Doch der Deutsche Meister fängt  sich wieder. Innerhalb von zwei Minuten schafft er den Ausgleich: Bäumlers hohen Schuss von der Strafraumgrenze hätte Geißler halten müssen. Der krachende Schuss Lindners zum 2:2 ist jedoch unhaltbar. Einen Freistoß Pfaffs kann Geißler nur noch zu Kreß lenken, dessen Hereingabe Stein ans nächster Nähe eindrückt. Die Eintracht führt 3:2! Eine tolle Leistung nach dem 0:2, würdig eines Deutschen Meisters! Erhard kann gerade noch vor dem wild anstürmenden Stein zur Ecke retten. Dann ist Pause.
Bei aller Anerkennung der schönen Spielzüge Fürths, Eintracht war besser in der Gesamtleistung und hatte nicht nur mehr vom Spiel, sondern auch weitaus mehr Torgelegenheiten als die Franken.
Eine Minute nach dem Wechsel: Kreß rast rechts durch, kommt an Koch vorbei, Erhard reklamiert abseits, die Fürther Hintermannschaft bleibt stehen, Kreß schießt an die Unterkante der Latte - das Leder liegt im Netz. Fürth kämpft unentwegt weiter. Einen Schuss des brandgefährlichen Stumptner lenkt Loy über die Latte. Plötzlich ist alles wieder offen: Appis hat einen Freistoß durch die Mauer ins Tor geknallt. Ein herrliches Spiel, die Zuschauer gehen begeistert mit. Immer wieder wird Stumptner gefährlich, doch nach wie vor ist Max Appis der geistige Lenker des Fürther Sturms.
Eine Prachtleistang Lindners, der Stein gekonnt freispielt, bringt das 5:3 und die Entscheidung. Fürth hat nicht mehr die Kraft zu einem kraftvollen Endspurt.
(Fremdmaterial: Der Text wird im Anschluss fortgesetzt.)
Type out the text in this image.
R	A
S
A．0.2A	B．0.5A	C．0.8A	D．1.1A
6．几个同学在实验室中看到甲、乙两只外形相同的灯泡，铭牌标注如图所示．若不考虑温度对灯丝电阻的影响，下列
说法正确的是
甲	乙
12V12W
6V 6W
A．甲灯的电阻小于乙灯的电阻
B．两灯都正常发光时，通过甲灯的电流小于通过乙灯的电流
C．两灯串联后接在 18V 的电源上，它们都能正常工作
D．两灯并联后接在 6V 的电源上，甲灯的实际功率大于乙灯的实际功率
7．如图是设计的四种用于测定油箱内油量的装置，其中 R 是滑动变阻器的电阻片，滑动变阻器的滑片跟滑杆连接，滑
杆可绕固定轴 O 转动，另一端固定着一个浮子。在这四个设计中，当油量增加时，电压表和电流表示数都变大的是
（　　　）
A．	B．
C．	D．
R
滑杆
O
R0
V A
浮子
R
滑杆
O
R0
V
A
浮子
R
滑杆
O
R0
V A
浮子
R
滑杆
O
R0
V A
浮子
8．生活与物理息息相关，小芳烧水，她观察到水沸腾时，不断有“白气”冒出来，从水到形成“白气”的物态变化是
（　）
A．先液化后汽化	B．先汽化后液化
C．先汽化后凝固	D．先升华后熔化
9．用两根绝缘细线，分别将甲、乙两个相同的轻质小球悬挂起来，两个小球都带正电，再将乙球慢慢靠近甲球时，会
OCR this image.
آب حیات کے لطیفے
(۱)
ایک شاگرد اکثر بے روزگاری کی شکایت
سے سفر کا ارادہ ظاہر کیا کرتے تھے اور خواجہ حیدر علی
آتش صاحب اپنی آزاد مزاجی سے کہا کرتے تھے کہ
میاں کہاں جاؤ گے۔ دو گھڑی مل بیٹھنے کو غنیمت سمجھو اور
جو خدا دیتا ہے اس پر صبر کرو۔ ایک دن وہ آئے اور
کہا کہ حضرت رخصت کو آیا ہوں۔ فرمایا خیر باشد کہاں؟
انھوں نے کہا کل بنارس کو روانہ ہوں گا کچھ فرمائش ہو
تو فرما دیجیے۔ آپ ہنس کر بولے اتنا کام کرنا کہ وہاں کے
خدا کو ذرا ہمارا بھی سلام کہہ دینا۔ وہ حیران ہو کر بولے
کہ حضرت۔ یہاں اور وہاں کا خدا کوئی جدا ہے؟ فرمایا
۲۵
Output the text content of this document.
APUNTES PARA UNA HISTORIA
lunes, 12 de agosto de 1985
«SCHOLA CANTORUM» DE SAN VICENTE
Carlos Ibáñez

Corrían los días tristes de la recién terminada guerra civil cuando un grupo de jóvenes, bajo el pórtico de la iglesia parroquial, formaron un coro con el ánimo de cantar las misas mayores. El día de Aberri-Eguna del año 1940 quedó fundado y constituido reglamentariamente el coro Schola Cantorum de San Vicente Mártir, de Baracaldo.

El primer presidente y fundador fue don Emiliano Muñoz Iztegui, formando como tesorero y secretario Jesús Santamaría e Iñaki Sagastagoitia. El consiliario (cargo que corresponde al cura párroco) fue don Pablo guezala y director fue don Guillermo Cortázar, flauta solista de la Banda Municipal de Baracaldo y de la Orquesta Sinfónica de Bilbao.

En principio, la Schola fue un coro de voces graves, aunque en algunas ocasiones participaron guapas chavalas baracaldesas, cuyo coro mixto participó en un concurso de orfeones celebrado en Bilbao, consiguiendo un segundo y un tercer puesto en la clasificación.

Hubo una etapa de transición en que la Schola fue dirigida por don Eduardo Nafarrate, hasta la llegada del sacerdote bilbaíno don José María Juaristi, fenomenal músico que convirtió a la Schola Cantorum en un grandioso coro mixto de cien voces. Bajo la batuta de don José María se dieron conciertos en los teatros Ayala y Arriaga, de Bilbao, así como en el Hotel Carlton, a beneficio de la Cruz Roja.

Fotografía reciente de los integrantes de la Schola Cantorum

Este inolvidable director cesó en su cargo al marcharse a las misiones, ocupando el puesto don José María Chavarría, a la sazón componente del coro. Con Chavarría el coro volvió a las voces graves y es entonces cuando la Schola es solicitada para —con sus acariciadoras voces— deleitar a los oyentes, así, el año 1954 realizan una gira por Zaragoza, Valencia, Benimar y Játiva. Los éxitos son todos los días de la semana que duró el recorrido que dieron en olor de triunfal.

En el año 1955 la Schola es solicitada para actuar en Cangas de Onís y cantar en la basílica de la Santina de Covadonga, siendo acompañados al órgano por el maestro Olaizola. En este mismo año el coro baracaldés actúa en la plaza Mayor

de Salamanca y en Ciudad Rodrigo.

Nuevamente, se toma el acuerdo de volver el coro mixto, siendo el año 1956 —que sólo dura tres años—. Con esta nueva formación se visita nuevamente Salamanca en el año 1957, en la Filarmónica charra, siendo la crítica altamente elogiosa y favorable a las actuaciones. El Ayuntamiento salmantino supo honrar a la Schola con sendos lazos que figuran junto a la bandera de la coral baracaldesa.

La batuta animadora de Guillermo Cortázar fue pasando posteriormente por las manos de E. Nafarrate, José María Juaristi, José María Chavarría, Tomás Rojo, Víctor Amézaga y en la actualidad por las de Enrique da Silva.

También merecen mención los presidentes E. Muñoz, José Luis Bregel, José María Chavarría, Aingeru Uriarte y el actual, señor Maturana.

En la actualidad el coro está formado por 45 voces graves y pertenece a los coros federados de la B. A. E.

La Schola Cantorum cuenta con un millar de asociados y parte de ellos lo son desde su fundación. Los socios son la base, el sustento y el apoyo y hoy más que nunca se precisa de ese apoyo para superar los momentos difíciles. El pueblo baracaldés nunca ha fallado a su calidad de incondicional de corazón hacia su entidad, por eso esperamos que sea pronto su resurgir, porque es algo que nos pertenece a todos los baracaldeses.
Der Sieg der Eintracht ging diesmal in erster Linie auf das Konto ihres Sturms, in dem jeder einzelne Tore schießen kann und der junge Lindner seinen steilen Form-anstieg dokumentierte. Er kann einst die Dirigentenrolle Alfred Pfaffs übernehmen (so wie in der zweiten Halbzeit!). Die Abwehr dagegen war oft sträflich offen. Das „Kleeblatt" lebte In erster Linie von der Routine Erhards (der sich sein Abseitsreklamieren abgewöhnen sollte), den Rettungstaten Bauers, der geschickten Regie von Max Appis und dem klugen Einfügen Stumptners. Das Sturmspiel in seiner Gesamtheit reichte in keiner Phase an die Klasse des Deutschen Meisters heran. Sie dürfte derzeit bei uns konkurrenzlos sein.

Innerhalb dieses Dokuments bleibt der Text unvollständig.